Burial will be in Sturgeon Cemetery in Mammoth Spring, Arkansas with services under the direction of Carter Funeral Home, Inc. in Thayer, Missouri.
In lieu of flowers, the family requests you give something to someone who needs it. If doesn’t matter if it is your favorite charity, the homeless man on the corner, food to the mission or just something very nice for someone. It doesn’t have to cost anything. The family would love to hear what everyone did.

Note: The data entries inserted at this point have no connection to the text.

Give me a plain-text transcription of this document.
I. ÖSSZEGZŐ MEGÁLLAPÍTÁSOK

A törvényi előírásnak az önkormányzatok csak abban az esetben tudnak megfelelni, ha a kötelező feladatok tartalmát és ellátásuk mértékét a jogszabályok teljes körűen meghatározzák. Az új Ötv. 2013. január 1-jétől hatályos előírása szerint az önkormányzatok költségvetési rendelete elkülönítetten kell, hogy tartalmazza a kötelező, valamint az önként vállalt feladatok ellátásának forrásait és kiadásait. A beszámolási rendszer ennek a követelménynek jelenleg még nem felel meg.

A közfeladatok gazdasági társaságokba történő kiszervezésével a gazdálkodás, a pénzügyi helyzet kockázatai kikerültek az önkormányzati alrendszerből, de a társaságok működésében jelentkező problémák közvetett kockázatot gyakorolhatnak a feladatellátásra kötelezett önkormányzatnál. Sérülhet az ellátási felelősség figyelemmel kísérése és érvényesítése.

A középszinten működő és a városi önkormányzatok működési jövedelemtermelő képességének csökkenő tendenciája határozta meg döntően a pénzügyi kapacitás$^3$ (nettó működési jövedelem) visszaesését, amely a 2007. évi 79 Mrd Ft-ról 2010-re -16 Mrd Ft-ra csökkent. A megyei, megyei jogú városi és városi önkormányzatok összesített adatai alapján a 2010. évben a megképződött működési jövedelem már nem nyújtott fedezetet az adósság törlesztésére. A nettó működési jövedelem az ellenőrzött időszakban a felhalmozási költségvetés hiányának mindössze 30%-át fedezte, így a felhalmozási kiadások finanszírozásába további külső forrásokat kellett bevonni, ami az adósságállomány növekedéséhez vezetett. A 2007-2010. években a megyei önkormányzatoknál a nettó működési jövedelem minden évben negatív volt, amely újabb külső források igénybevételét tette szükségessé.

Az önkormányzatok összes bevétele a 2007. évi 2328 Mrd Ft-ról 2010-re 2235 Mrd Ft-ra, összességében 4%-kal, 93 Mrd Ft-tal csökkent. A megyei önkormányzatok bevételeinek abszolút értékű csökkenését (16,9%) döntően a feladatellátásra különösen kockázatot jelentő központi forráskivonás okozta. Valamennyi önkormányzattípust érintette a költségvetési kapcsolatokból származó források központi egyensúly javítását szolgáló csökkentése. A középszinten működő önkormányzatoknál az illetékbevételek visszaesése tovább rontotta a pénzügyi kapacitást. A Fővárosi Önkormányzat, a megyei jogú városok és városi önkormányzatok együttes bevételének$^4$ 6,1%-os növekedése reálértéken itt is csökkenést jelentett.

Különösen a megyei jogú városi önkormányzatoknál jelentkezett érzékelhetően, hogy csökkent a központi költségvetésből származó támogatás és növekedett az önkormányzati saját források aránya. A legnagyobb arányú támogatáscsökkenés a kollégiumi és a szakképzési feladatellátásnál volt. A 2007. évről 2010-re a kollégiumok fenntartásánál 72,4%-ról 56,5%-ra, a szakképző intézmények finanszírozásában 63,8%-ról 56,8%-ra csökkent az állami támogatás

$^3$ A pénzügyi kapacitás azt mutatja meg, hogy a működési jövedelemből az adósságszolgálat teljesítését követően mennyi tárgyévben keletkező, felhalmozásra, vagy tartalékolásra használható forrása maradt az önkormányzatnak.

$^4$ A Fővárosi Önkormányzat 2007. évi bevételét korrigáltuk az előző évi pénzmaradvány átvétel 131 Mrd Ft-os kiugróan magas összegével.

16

John Taylor Malone wrote this:
Boy you sure slipped away from us didn’t you? You were always so healthy, so strong, and so sharp that I thought we had at least another 20 years to laugh, hug, fish, and piddle around with your stuff. But now we won’t have the opportunity to do any of that. At least in this life. I feel robbed of the future with one of my best friends in the whole wide world. Your living room is where I learned to walk. Your lap is where I learned to drive. Your couch is where I learned to read. Your land is where I learned to hunt. Your creek is where I learned to fish. More importantly than that is what I learned from your heart. You taught me patience. You taught me to treat everyone like family. You taught me to “go with the flow.” You taught me that nothing is more important than family. You taught me the importance of home. You taught me it’s okay to cry. You taught me that not everything is so serious. You taught me to ALWAYS put others before yourself (in fact if you ever heard me say I thought a jacket or shirt you had on was cool, you’d literally take the shirt off your back and give it to me). Now you’re teaching me how to handle the loss of my best friend. This winter I felt called to spend some time with you. I woke up at 6:00 am and hopped in your truck. We spent the ENTIRE day together. That day you showed me off to literally ALL your friends and taught me about life, love, and your childhood. You were a man who spent your life traveling, but that day you kept reminding me how special home is. That’s the last day we spent together. I wish you could take your own advice and stay home with us. But I know you can’t. You can’t take me fishing. You can’t buck me off your back like a bull. You can’t dance in the living room. You can’t make me laugh with your excellently timed jokes. You can’t take me on trips to Arizona. You can’t tuck me into bed. You can’t hold me when I’m scared. And boy am I scared. This house feels empty without you. Im not sure what we will do, but we will be strong. For you. Thank you for making me a better man.
I love you, a bushel and a peck, and a hugggggg around the neck.
Sleep tight papa. Don’t let the bed bugs bite.